Property P1 motivates to use the model of a parallel, multi-tape Turing machine to describe the adopted approach to efficiently parallelise the Peano algorithm. Hence, let's consider the model of a parallel Turing machine with three tapes to store the matrices A, B, and C, and with several processing units that simultaneously access the shared Turing tapes via their respective read-write-heads (as illustrated in figure 4). Property P1 then guarantees that all read-write-heads will only move to directly neighbouring elements on the tapes.

To let our Turing machine more closely resemble real-world parallel computers, we allow each Turing unit to replicate a section of each matrix tape in some kind of local memory. Property P2 then guarantees that each Turing unit will spend a guaranteed amount of computing time within these replicated sections of memory. As at least  $\mathcal{O}(k^3)$  operations will be executed, the units can precisely estimate when the end of the replicated section will be reached, and can thus issue a timely relocation of the replicated section (i.e. a prefetch of elements).

Finally, property P3 gives an estimate on how often the local copies of the Turing tapes have to be updated. Hence, if the tapes are stored in the distributed memory of a parallel computer, property P3 is a precise estimate of the required number of communication operations.

## 4 Parallelisation and Implementation

The parallel implementation of the Peano algorithm closely follows this idea of a multi-tape Turing machine. The Global Arrays toolkit [9] and the underlying ARMCI library [8] are used for distributed storage of the matrices and for communication. Each involved matrix is stored as a *global array*, which is evenly distributed to all available processes and takes the role of a Turing tape. Each processor holds a *tape cache* (as in figure 4) that is implemented to replicate a



**Fig. 3.** Locality of data access during the Peano multiplication; the diagram shows the accessed memory locations within matrices A, B, and C throughout the 729 subsequent element operations of a  $9 \times 9$  matrix multiplication. The grey boxes indicate one parallel partition when using the work-oriented partitioning (dotted box) or the *owner-computes* partitioning (dashed boxes) – see also section 4.



Fig. 4. Parallel Turing machine with several control units; each unit controls three heads that write to the three tapes jointly used to store the matrices. The highlighted parts of the matrix tapes are replicated in some local memory of the Turing units.

part of the global array in local memory. The tape caches are organised into four cache lines that hold a given number of atomic matrix blocks.

Two read caches replicate matrix blocks of A and B. The currently accessed cache line and its two (cyclic) neighbours always hold a contiguous section of the respective global array. The fourth block, in the meantime, prefetches one of the adjacent cache lines, using the phsA and phsB parameters to anticipate the next accessed block. As in the SRUMMA approach[7], non-blocking communication ensures that explicit prefetching into the tape cache and block multiplications on other tape cache lines are performed in parallel.

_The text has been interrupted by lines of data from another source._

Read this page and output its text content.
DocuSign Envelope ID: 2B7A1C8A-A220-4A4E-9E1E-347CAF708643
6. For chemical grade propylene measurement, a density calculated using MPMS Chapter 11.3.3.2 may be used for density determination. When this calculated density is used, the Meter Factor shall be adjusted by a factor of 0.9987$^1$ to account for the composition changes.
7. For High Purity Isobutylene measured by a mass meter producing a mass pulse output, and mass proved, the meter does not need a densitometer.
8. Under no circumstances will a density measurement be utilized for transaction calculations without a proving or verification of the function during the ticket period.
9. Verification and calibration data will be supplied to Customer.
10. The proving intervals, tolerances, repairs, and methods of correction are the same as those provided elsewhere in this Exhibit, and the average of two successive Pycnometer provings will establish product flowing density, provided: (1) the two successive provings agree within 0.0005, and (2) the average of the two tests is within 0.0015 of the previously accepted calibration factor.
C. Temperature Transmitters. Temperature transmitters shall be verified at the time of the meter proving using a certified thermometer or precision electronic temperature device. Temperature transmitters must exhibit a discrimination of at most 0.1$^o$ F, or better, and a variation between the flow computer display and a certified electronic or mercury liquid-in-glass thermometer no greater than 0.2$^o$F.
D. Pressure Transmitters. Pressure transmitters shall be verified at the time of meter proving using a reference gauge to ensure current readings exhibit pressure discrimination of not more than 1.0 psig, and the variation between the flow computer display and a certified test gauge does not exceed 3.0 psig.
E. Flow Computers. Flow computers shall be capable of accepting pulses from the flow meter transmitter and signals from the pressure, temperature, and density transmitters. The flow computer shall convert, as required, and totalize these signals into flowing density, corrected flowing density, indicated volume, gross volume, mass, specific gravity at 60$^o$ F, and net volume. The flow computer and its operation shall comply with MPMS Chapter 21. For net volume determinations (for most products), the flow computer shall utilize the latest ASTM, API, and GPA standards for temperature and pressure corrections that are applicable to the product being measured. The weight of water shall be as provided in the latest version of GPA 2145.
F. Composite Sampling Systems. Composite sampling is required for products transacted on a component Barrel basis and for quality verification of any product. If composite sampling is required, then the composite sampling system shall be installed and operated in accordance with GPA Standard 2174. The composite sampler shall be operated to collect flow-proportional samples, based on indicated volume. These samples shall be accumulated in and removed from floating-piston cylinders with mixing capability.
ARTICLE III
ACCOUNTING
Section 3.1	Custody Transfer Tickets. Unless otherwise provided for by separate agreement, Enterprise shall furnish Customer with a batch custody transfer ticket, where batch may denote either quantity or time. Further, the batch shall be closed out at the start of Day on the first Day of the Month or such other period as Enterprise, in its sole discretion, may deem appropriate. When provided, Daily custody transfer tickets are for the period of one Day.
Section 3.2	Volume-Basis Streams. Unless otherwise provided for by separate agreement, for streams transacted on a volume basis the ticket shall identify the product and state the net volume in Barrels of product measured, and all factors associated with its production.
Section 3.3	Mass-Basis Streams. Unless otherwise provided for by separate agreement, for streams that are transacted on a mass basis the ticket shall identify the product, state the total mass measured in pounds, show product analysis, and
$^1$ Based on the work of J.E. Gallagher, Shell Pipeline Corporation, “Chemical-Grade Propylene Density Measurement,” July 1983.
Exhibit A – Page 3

In addition, a write cache accumulates block products that have to be added to the result matrix C. A tape cache line that is accessed for the first time is initialised with zeros. At the same time, the least recently used cache line is written back to distributed memory by initiating a non-blocking operation that accumulates the intermediate result to the respective block of the result matrix (using ARMCI's non-blocking accumulate call NGA\_NbAcc).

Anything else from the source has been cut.